Estudo inédito do Instituto Oswaldo Cruz (IOC/Fiocruz), que investigou coinfecção por malária e parasitoses intestinais entre os yanomami revelou alto índice de infecções intestinais entre estes indígenas. De acordo com a pesquisa, 81% eram por microrganismos causadores de doenças como amebíase e verminoses. Realizada na base Marani, no Amazonas, a pesquisa mostrou que cerca de 15% tinham, simultaneamente, parasitose intestinal e malária.

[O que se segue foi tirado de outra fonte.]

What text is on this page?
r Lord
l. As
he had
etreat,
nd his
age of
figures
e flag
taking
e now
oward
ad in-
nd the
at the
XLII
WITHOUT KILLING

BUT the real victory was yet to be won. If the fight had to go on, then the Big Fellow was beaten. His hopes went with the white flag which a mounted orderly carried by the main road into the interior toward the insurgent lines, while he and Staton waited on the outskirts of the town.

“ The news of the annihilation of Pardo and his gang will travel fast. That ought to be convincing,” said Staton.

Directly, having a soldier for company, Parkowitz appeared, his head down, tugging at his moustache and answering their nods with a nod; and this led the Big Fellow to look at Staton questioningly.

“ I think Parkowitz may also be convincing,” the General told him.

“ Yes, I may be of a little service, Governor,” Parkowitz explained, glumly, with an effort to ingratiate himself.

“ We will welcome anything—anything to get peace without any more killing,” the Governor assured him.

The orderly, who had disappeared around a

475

Segundo a coordenadora do estudo, Joseli Oliveira Ferreira, pesquisadora do Laboratório de Imunoparasitologia do IOC, o índice de parasitoses intestinais foi muito alto. “Mais de 80% dos indivíduos tinham duas ou mais espécies de parasitos intestinais. Em 20% dos casos, encontramos de quatro a seis espécies diferentes de microrganismos. A falta de saneamento nas aldeias indígenas e o contato contínuo com o ambiente contaminado propiciam a infecção por uma grande diversidade de parasitos”, disse a pesquisadora.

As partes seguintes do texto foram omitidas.